Les infrastructures de transport sont celles ayant le plus grand potentiel de stimulation de l’économie. Les gouvernements qui se sont succédés à Québec au fil des ans ont reconnu cet état de fait et ont revu la nécessité d’investir massivement dans ces infrastructures au cours de la dernière décennie, surtout depuis l’effondrement du viaduc de la Concorde en 2006.

Cette année ne semble pas faire exception, car le ministre des Transports, de la Mobilité durable et de l’Électrification des transports, André Fortin, a annoncé, le 2 mars dernier, des investissements de plus de 4,8 milliards $ sur le réseau routier québécois entre 2018 et 2020, une hausse de 200 M$ par rapport à l’an dernier.

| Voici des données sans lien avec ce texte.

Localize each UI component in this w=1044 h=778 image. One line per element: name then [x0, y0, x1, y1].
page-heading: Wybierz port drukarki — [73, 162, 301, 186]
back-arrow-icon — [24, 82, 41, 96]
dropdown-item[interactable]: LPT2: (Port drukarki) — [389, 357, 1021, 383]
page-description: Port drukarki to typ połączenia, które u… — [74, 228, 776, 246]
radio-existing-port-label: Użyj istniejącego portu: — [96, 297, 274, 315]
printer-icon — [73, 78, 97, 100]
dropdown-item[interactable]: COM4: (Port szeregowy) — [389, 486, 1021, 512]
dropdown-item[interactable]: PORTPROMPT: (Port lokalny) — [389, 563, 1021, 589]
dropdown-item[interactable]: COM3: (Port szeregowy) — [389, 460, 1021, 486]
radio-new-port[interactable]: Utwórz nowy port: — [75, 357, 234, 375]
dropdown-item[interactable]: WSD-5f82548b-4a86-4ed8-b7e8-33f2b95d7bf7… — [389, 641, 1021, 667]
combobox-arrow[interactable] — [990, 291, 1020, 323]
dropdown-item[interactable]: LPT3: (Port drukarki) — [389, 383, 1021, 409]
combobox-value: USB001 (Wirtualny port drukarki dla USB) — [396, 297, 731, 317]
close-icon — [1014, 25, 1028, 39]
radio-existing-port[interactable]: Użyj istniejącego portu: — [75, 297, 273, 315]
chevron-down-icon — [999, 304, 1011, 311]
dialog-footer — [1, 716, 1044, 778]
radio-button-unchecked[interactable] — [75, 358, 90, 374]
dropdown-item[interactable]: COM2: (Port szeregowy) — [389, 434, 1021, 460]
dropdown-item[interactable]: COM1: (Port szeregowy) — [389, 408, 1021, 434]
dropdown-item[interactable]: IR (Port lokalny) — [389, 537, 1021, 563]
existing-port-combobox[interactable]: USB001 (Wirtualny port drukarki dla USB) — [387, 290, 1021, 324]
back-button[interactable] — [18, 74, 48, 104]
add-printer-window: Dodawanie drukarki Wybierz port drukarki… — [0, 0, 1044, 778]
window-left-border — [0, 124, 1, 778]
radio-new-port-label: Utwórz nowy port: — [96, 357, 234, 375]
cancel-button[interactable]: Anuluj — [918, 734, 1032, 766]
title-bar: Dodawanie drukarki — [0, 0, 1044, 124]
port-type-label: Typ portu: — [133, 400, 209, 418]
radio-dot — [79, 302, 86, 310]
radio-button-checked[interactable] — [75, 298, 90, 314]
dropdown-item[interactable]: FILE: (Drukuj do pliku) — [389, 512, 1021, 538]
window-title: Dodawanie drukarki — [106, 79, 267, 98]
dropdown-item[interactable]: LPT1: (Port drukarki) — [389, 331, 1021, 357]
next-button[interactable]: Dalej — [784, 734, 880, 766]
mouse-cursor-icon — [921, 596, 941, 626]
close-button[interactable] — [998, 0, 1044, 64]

Plus de 2 100 chantiers jusqu’en 2020

« Cette programmation routière représente bien plus que des chiffres d’envergure. C’est la capacité de mobiliser l’expertise et le savoir-faire de milliers de travailleurs pour livrer des projets qui auront un impact réel sur la qualité de vie des familles. C’est aussi un levier de développement économique crucial pour chaque région. Je suis fier de leur présenter un carnet d’investissements qui permettra aux usagers du réseau de bénéficier d’infrastructures routières sécuritaires, performantes et durables », a avancé le ministre Fortin par voie de communiqué de presse.

Le ministère des Transports du Québec (MTQ) réalisera pas moins de 2 119 chantiers au cours de la période 2018-2020.

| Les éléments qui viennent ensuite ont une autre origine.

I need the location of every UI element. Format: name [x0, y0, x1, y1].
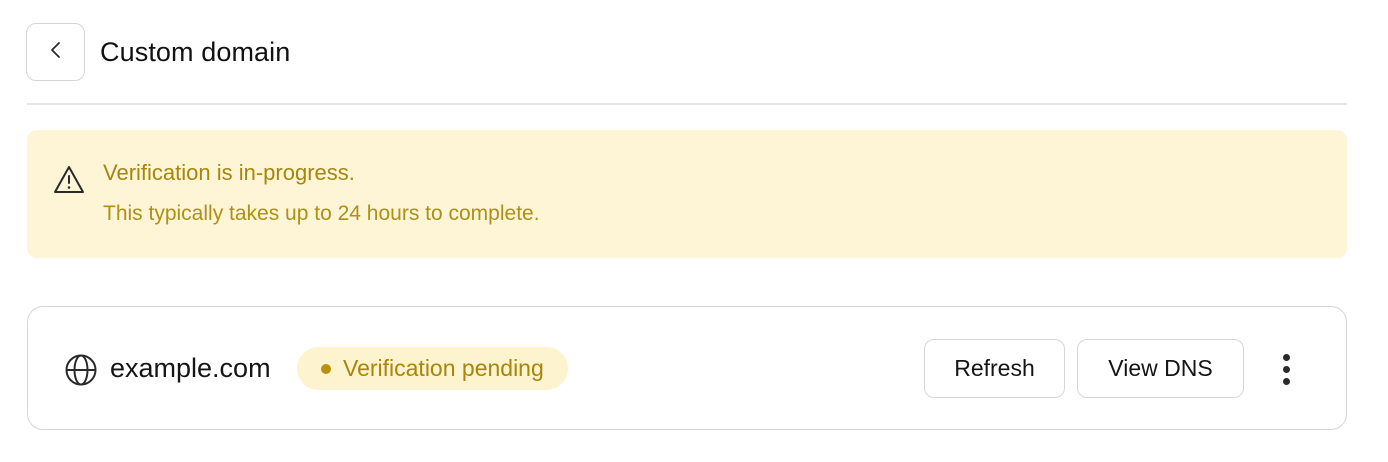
banner-message: This typically takes up to 24 hours to c… — [103, 202, 540, 225]
status-dot — [321, 363, 331, 374]
verification-banner: Verification is in-progress. This typica… — [27, 130, 1347, 258]
page-title: Custom domain — [100, 36, 291, 67]
chevron-left-icon — [49, 39, 63, 66]
more-options-button[interactable] — [1268, 347, 1304, 391]
status-badge: Verification pending — [297, 347, 568, 390]
more-vertical-icon — [1282, 351, 1290, 387]
custom-domain-page: Custom domain Verification is in-progres… — [0, 0, 1388, 462]
globe-icon — [64, 353, 98, 387]
refresh-button[interactable]: Refresh — [924, 339, 1065, 398]
header-divider — [27, 103, 1347, 105]
back-button[interactable] — [26, 23, 85, 81]
page-header: Custom domain — [26, 23, 290, 81]
status-label: Verification pending — [343, 355, 544, 381]
warning-triangle-icon — [52, 164, 86, 196]
banner-title: Verification is in-progress. — [103, 160, 355, 185]
domain-card: example.com Verification pending Refresh… — [27, 306, 1347, 430]
domain-name: example.com — [110, 353, 271, 383]
view-dns-button[interactable]: View DNS — [1077, 339, 1244, 398]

Bien qu’impressionnant, ce montant s’ajoute aux autres montants alloués pour l’entretien des routes du Québec au cours des six dernières années, soit depuis la période 2013-2015. Au cumul, la somme des investissements routiers s’élève à près de 29,5 milliards $. Elle met en relief la négligence de nos gouvernements québécois puisqu’ils contrastent avec le déclin des investissements en infrastructures de transport enregistrés au cours des années 1980 et 1990.

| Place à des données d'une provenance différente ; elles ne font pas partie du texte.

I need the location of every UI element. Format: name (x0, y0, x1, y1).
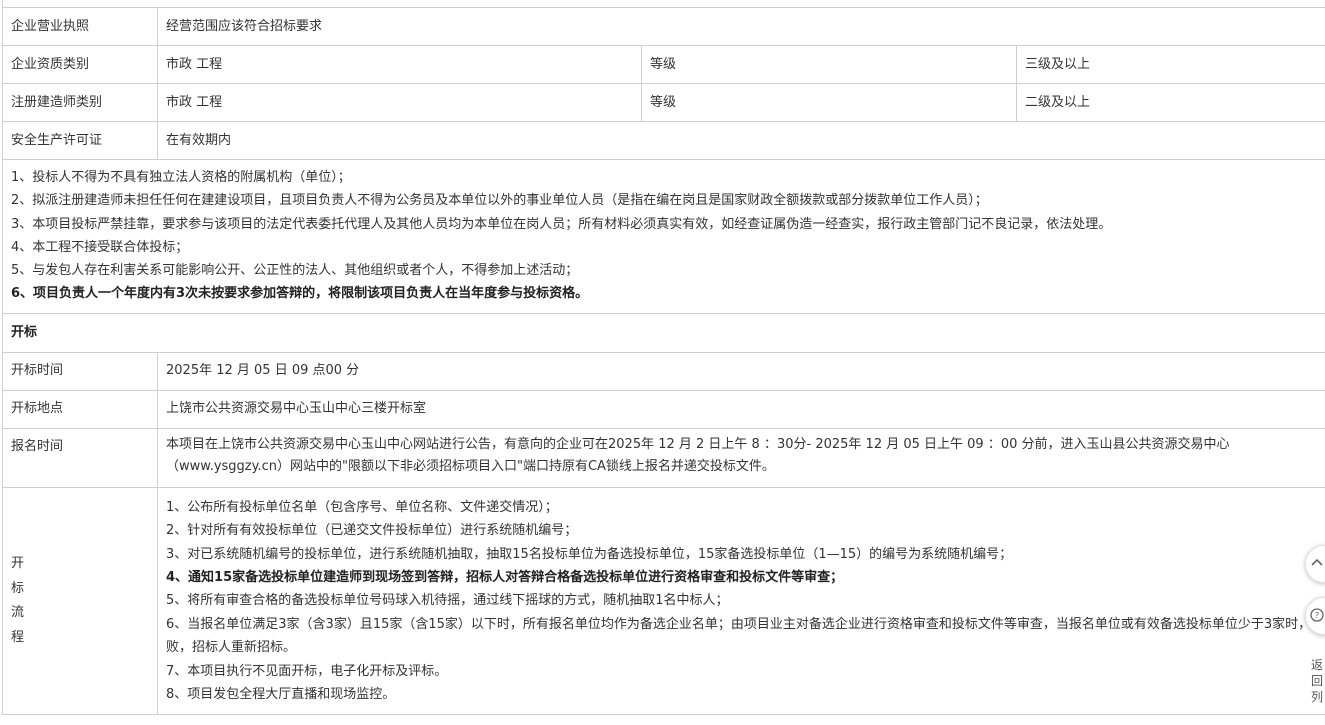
table-row: 开标地点 上饶市公共资源交易中心玉山中心三楼开标室 (2, 389, 1325, 429)
tender-info-table: 企业营业执照 经营范围应该符合招标要求 企业资质类别 市政 工程 等级 三级及以… (2, 0, 1325, 716)
license-value: 经营范围应该符合招标要求 (157, 7, 1325, 46)
constructor-grade-label: 等级 (641, 83, 1017, 122)
constructor-class-label: 注册建造师类别 (2, 83, 158, 122)
registration-label: 报名时间 (2, 427, 158, 488)
opening-time-label: 开标时间 (2, 351, 158, 391)
requirement-item: 1、投标人不得为不具有独立法人资格的附属机构（单位）； (11, 170, 351, 185)
requirement-item: 4、本工程不接受联合体投标； (11, 239, 189, 255)
table-row: 报名时间 本项目在上饶市公共资源交易中心玉山中心网站进行公告，有意向的企业可在2… (2, 427, 1325, 488)
process-step: 6、当报名单位满足3家（含3家）且15家（含15家）以下时，所有报名单位均作为备… (166, 616, 1325, 632)
process-step: 1、公布所有投标单位名单（包含序号、单位名称、文件递交情况）； (166, 499, 558, 515)
process-step-bold: 4、通知15家备选投标单位建造师到现场签到答辩，招标人对答辩合格备选投标单位进行… (166, 570, 844, 585)
process-step: 3、对已系统随机编号的投标单位，进行系统随机抽取，抽取15名投标单位为备选投标单… (166, 546, 1013, 562)
svg-text:?: ? (1315, 611, 1319, 620)
section-row: 开标 (2, 312, 1325, 353)
safety-permit-label: 安全生产许可证 (2, 121, 158, 160)
process-steps-cell: 1、公布所有投标单位名单（包含序号、单位名称、文件递交情况）； 2、针对所有有效… (157, 486, 1325, 716)
enterprise-grade-value: 三级及以上 (1016, 45, 1325, 84)
process-label: 开 标 流 程 (2, 486, 158, 716)
license-label: 企业营业执照 (2, 7, 158, 46)
requirement-item: 5、与发包人存在利害关系可能影响公开、公正性的法人、其他组织或者个人，不得参加上… (11, 263, 579, 279)
chevron-up-icon (1311, 558, 1323, 566)
process-label-char: 流 (11, 605, 25, 621)
table-row: 注册建造师类别 市政 工程 等级 二级及以上 (2, 83, 1325, 122)
process-step: 2、针对所有有效投标单位（已递交文件投标单位）进行系统随机编号； (166, 523, 578, 539)
process-step: 7、本项目执行不见面开标，电子化开标及评标。 (166, 663, 448, 679)
process-label-char: 开 (11, 556, 25, 572)
constructor-class-value: 市政 工程 (157, 83, 642, 122)
opening-place-value: 上饶市公共资源交易中心玉山中心三楼开标室 (157, 389, 1325, 429)
enterprise-grade-label: 等级 (641, 45, 1017, 84)
help-circle-icon: ? (1310, 608, 1324, 622)
table-row: 企业资质类别 市政 工程 等级 三级及以上 (2, 45, 1325, 84)
enterprise-class-label: 企业资质类别 (2, 45, 158, 84)
table-row: 开标时间 2025年 12 月 05 日 09 点00 分 (2, 351, 1325, 391)
section-title-opening: 开标 (2, 312, 1325, 353)
process-label-char: 标 (11, 580, 25, 596)
table-row: 企业营业执照 经营范围应该符合招标要求 (2, 7, 1325, 46)
safety-permit-value: 在有效期内 (157, 121, 1325, 160)
process-label-char: 程 (11, 629, 25, 645)
constructor-grade-value: 二级及以上 (1016, 83, 1325, 122)
requirement-item: 3、本项目投标严禁挂靠，要求参与该项目的法定代表委托代理人及其他人员均为本单位在… (11, 216, 1112, 232)
process-label-vertical: 开 标 流 程 (11, 552, 29, 650)
registration-value: 本项目在上饶市公共资源交易中心玉山中心网站进行公告，有意向的企业可在2025年 … (157, 427, 1325, 488)
requirements-row: 1、投标人不得为不具有独立法人资格的附属机构（单位）； 2、拟派注册建造师未担任… (2, 159, 1325, 314)
process-step: 8、项目发包全程大厅直播和现场监控。 (166, 687, 396, 703)
table-row: 开 标 流 程 1、公布所有投标单位名单（包含序号、单位名称、文件递交情况）； … (2, 486, 1325, 716)
enterprise-class-value: 市政 工程 (157, 45, 642, 84)
opening-time-value: 2025年 12 月 05 日 09 点00 分 (157, 351, 1325, 391)
table-row: 安全生产许可证 在有效期内 (2, 121, 1325, 160)
requirement-item: 2、拟派注册建造师未担任任何在建建设项目，且项目负责人不得为公务员及本单位以外的… (11, 193, 988, 209)
requirements-cell: 1、投标人不得为不具有独立法人资格的附属机构（单位）； 2、拟派注册建造师未担任… (2, 159, 1325, 314)
process-step: 败，招标人重新招标。 (166, 640, 297, 656)
back-to-list-link[interactable]: 返回列 (1311, 657, 1325, 705)
opening-place-label: 开标地点 (2, 389, 158, 429)
table-top-edge (2, 0, 1325, 8)
process-step: 5、将所有审查合格的备选投标单位号码球入机待摇，通过线下摇球的方式，随机抽取1名… (166, 593, 729, 609)
requirement-item-bold: 6、项目负责人一个年度内有3次未按要求参加答辩的，将限制该项目负责人在当年度参与… (11, 286, 589, 302)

Une négligence qui coûte très cher

Ce désintérêt a eu pour effet que le Québec a accusé un retard considérable par rapport à la moyenne canadienne, un retard qui a grandement affecté la productivité et la rentabilité de certaines entreprises au cours des dernières années. Il suffit seulement d’imaginer une économie avec des camions, mais sans routes ou des bateaux, mais pas de ports.

Le Centre sur la productivité et la prospérité de HEC Montréal publiait en 2011 une étude pertinente selon laquelle cette négligence finit par coûter très cher au Québec. En effet, en laissant se dégrader son infrastructure routière, les autorités ont non seulement ignoré les conséquences financières d’un réseau de transport en mauvais état pour les usagers de la route, mais aussi les coûts astronomiques liés à la réfection des routes endommagées.

« Dans les pays industrialisés, les infrastructures de transport sont celles qui ont le plus grand potentiel de stimulation de l’économie à long terme. Un réseau de transport performant réduit les coûts des entreprises, affecte leur décision de localisation, donne accès à de nouveaux marchés et peut apporter des gains de productivité considérables », avait alors affirmé Robert Gagné, directeur du Centre.

De par sa taille, son climat d’une rigueur extrême, sa faible densité de population ainsi que ses ressources financières limitées, la gestion du réseau routier québécois représente un défi plus important qu’ailleurs.

« Les conséquences d’une telle négligence sont d’autant plus coûteuses », avait ajouté M. Gagné.